The Maxim .303 Machine Gun

Boer War Photo, One of 2 RCRI's two Maxim guns in camp in South Africa, mounted on its Dundonald Galloping Carriage, with limber. Note the armour shield to protect the gunners. One of 2 RCRI's two Maxim guns in camp in South Africa, mounted on its Dundonald Galloping Carriage, with limber. Note the armour shield to protect the gunners.




The British Army first adopted the Maxim machine gun in 1891. Designed by the American-born inventor, Sir Hiram Maxim, it was the first machine gun to operate entirely by mechanical means. With gas generated by the propellant channelled into operating the moving mechanisms, it could fire 650 rounds a minute from a continuously fed belt of ammunition. Water circulating within a surrounding brass enclosure kept the barrel cool.

Soon thereafter, the Canadian government acquired Maxim guns from Great Britain. The North-West Mounted Police used them in the Canadian west, and two went north with the Yukon Field Force in 1898. By the time of the outbreak of the South African War in October 1899, Canadian militia authorities deemed them important enough that, in conformity with British practice, every Canadian unit was equipped with two Maxim guns.

The Canadian Maxims taken to South Africa were mounted on a lightweight "Dundonald Galloping Carriage," consisting of a steel frame and trail, large wooden wheels with steel rims, and an armoured shield to protect the gun crew.
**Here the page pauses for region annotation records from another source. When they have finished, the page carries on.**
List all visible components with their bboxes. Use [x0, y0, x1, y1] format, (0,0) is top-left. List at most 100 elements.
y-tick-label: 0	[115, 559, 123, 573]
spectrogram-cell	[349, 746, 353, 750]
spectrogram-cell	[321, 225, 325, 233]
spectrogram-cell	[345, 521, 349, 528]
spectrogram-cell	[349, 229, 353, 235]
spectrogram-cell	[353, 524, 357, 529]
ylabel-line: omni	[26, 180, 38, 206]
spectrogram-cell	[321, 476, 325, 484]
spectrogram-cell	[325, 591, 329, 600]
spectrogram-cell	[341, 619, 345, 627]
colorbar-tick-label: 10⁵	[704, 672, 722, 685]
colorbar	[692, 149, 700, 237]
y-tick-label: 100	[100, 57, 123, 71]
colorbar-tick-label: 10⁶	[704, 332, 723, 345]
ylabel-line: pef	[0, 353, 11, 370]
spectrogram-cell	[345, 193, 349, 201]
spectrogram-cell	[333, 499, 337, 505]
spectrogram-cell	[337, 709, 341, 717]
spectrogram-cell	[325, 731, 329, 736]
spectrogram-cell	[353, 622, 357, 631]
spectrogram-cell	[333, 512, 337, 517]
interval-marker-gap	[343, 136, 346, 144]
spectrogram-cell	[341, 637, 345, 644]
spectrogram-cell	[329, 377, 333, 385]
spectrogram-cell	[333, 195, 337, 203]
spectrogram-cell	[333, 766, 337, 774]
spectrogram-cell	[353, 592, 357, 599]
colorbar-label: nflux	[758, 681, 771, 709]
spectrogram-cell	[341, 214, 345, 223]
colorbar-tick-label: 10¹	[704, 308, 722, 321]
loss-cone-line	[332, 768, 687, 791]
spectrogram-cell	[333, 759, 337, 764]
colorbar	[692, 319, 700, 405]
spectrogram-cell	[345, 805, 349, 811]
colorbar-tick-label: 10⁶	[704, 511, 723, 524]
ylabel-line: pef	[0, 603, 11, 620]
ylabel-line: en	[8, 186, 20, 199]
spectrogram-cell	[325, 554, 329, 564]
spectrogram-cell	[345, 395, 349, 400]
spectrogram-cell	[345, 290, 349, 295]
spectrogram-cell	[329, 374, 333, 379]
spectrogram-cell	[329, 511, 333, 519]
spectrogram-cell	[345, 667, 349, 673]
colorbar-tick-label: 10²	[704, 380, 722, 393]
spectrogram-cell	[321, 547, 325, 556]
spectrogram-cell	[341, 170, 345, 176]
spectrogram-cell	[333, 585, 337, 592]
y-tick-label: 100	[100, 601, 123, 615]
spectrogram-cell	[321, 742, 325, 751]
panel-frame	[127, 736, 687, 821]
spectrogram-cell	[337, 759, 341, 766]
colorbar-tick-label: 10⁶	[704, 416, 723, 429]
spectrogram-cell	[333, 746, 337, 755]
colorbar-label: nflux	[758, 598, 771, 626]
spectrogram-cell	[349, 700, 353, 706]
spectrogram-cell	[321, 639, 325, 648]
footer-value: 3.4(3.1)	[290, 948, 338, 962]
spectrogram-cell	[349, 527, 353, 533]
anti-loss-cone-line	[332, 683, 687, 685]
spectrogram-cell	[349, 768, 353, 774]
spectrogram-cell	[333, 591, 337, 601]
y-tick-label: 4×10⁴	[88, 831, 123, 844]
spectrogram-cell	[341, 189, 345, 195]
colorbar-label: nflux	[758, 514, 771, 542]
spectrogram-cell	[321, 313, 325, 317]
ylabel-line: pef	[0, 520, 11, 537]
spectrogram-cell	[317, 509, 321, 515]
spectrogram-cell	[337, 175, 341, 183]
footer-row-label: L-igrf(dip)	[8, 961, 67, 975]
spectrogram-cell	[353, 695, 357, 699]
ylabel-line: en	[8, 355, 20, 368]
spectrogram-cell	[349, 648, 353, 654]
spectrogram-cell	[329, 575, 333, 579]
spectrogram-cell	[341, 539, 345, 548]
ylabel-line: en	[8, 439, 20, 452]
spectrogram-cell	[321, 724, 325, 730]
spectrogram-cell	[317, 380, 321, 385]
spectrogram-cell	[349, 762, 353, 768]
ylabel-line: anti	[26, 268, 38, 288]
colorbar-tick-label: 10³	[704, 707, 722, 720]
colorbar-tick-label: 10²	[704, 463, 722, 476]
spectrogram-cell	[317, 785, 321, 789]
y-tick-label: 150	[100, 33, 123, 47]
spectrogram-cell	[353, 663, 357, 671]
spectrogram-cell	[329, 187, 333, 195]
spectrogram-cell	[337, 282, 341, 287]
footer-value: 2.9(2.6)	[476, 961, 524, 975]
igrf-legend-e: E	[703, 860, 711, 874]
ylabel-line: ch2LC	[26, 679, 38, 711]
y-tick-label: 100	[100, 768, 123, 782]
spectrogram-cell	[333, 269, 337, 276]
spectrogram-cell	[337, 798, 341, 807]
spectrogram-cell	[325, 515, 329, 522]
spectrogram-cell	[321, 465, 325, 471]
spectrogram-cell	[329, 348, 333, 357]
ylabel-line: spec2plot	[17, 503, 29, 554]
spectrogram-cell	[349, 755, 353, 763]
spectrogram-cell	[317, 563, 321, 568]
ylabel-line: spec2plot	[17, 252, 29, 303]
When travelling it was attached to an ammunition limber pulled by at least four horses.

Opinions of the Maxim's performance in South Africa were mixed. On the first day of Paardeberg, the 2nd (Special Service) Battalion, Royal Canadian Regiment of Infantry, was able to get only one of its Maxims across the Modder River but, according to Lieutenant-Colonel William Otter, it "did most excellent service (being in a position to keep down the fire of the enemy on our left." Later, in the fighting at Doornkop, Otter detailed a Maxim gun to protect an exposed flank, and within an hour it "was safe". On the other hand, Lieutenant-Colonel François-Louis Lessard of the Royal Canadian Dragoons probably reflected the views of the more mobile mounted rifle units when he declared the Maxim "too heavy and cumbersome." He was also critical of its tendency to jam, and of the need for the "water jacket to be filled continually with water." By the time it left South Africa, his unit had replaced its Maxims with the lighter-weight air-cooled Colt machine gun, which could be pulled by only one horse, could be brought into action close to the enemy quickly, and, declared Lessard, "never clogs."